After you’ve focused on two words, it’s time to begin attempting simple solutions. Don’t overcomplicate things – just use common letters and do your best to make words. So, if we use the first part of question two again, my instincts would be to follow ‘sla’ with either a P to make ‘slap,’ an M to make ‘slam’ or a T to make ‘slat.’ I would then try each letter in turn with the second word. They would form pask, task, and mask. Only task and mask work.
So, we now need to move to the second group of words. We have ‘axim’ and ‘ore’. If we try both, we would get taxim, and tore – tore is certainly not a word, and while taxim sounds like it could be, it’s not! On the other hand, maxim and more are both words. So, the best option is M.

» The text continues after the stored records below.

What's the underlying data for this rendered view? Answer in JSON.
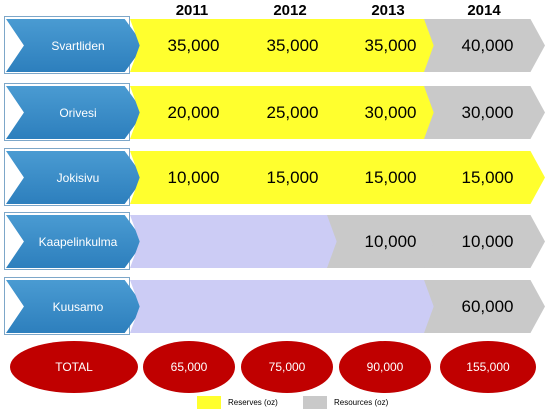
{
  "years": [
    "2011",
    "2012",
    "2013",
    "2014"
  ],
  "rows": [
    {
      "name": "Svartliden",
      "cells": [
        {
          "value": "35,000",
          "type": "reserve"
        },
        {
          "value": "35,000",
          "type": "reserve"
        },
        {
          "value": "35,000",
          "type": "reserve"
        },
        {
          "value": "40,000",
          "type": "resource"
        }
      ]
    },
    {
      "name": "Orivesi",
      "cells": [
        {
          "value": "20,000",
          "type": "reserve"
        },
        {
          "value": "25,000",
          "type": "reserve"
        },
        {
          "value": "30,000",
          "type": "reserve"
        },
        {
          "value": "30,000",
          "type": "resource"
        }
      ]
    },
    {
      "name": "Jokisivu",
      "cells": [
        {
          "value": "10,000",
          "type": "reserve"
        },
        {
          "value": "15,000",
          "type": "reserve"
        },
        {
          "value": "15,000",
          "type": "reserve"
        },
        {
          "value": "15,000",
          "type": "reserve"
        }
      ]
    },
    {
      "name": "Kaapelinkulma",
      "cells": [
        {
          "value": "",
          "type": "empty"
        },
        {
          "value": "",
          "type": "empty"
        },
        {
          "value": "10,000",
          "type": "resource"
        },
        {
          "value": "10,000",
          "type": "resource"
        }
      ]
    },
    {
      "name": "Kuusamo",
      "cells": [
        {
          "value": "",
          "type": "empty"
        },
        {
          "value": "",
          "type": "empty"
        },
        {
          "value": "",
          "type": "empty"
        },
        {
          "value": "60,000",
          "type": "resource"
        }
      ]
    }
  ],
  "totals": {
    "label": "TOTAL",
    "values": [
      "65,000",
      "75,000",
      "90,000",
      "155,000"
    ]
  },
  "legend": [
    {
      "label": "Reserves (oz)",
      "color": "#ffff2e"
    },
    {
      "label": "Resources (oz)",
      "color": "#c9c9c9"
    }
  ],
  "colors": {
    "reserve": "#ffff2e",
    "resource": "#c9c9c9",
    "empty": "#ccccf5",
    "name_arrow": "#2d7fbd",
    "total_oval": "#c00000"
  }
}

Let’s look at a worked implementation again.
Boo (?) ill ban (?) ept
So, my first thought here is to quickly glance at all the words. I’m naturally drawn to the first set of words, as I find ‘ept’ to be a more difficult ending to deal with. Remember, this is a personal instinct, and you might feel differently. As such, having read all the words, I now focus on the first group in particular. Time for some simple solutions. I would try T, K N, all of which form words in the first group. Now, it’s time to move across to the second group. I could form words here using K, but not N, and not T. Therefore, K is right, as we can form book, kill, bank, kept.